A gluten free flour mix made of wheat starch is quite easy to find in Finland but I don’t really know how the situation is in other countries. Hopefully you can find some, because there are so many sweet pastries that just call for the aroma of wheat.
PORTION: about 30-40 doughnuts
TIME TO MAKE: to make and rise the dough takes about two hours, baking and deep-frying about one hour, sugaring and filling with jam almost one hour
INGREDIENTS:
- 7 dl milk
- 50 g fresh yeast
- 1½ dl sugar
- 2 teaspoons of salt
- 2 eggs
- 3 tablespoons of psyllium powder
- about 750 g of gluten free wheat starch flour
- 250 g baking margarine
Grumble the yeast in a large baking bowl, add sugar, salt and eggs. Put milk and margarine in one pot and heat the milk up to hand temperature. Pour the milk in the bowl but let the margarine stay in the pot and keep it on the stove until it melts.
Add flour gradually, kneading well all the time. The longer you knead, the less flour you need. Stop adding flour when you have used 750-800 gr. At that point the dough still sticks to your hand (like in the photo below), but because we are making gluten free doughnuts, you just have to stop here.
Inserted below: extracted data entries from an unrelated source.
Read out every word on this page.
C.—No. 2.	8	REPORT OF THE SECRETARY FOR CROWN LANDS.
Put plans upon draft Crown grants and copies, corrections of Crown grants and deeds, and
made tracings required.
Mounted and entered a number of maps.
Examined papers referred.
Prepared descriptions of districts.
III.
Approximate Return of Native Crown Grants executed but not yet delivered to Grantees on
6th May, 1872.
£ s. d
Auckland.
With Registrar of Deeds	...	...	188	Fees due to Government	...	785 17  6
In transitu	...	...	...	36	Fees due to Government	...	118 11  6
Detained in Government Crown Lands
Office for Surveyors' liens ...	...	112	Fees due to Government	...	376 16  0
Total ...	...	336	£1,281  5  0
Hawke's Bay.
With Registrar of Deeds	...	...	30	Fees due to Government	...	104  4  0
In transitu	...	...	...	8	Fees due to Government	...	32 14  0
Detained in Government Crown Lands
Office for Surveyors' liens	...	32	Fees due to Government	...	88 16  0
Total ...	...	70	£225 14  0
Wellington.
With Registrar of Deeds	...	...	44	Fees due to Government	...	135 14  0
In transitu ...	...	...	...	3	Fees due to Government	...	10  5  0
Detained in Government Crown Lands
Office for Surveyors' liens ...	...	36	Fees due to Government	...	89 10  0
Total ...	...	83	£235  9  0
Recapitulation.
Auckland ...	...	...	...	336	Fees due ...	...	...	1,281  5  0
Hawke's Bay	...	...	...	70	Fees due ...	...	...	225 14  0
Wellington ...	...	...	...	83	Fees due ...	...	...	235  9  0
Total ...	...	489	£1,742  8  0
Now it is time to add all the melted margarine. Knead very well until the whole dough isn’t sticking to your fingers anymore and it comes clean off the sides of the bowl. You have to use a knife to clean your fingers, but you just have to live with it – the less flour you use the better gluten free buns you’ll have. Photo below: The dough is ready for rising in a warm place under a lid or a towel. Let it rise about 1,5 hours.
Dust the baking table with flour, punch down the dough and divide into two equally sized portions. Leave the other half waiting in the baking bowl.
Use enough flour under the dough, because it quite easily sticks to the table. Use your hands to shape a long stump of the first portion.
Cut into 20-22 pieces and roll them round like in the photo below.
Let the buns rise for about 15 minutes and in the meanwhile fill a cooking pot with vegetable oil. Doughnuts should swim freely in the oil.
After 15 minutes heat the oil up to boiling. Keep the heat on a level that it will not accidently start to burn – but hot enough to make the doughnuts brown quite quickly.
Put your index fingers through the bun and stretch a good hole in the middle of it the way I explained earlier in the text. Put in oil. Fry for about two minutes on both sides or until the both sides are nicely brown.
With a skimmer, transfer doughnuts from the pot to a deep layer of paper towels placed on a tray. That is for drying all the extra oil. Don’t let the doughnuts totally dry and cool down on the paper though, because the sugar does not stick on dry surface.
Place a doughnut in a paper bag with plenty of sugar at the bottom. Close the bag and shake. This is absolutely the easiest way to sugar doughnuts.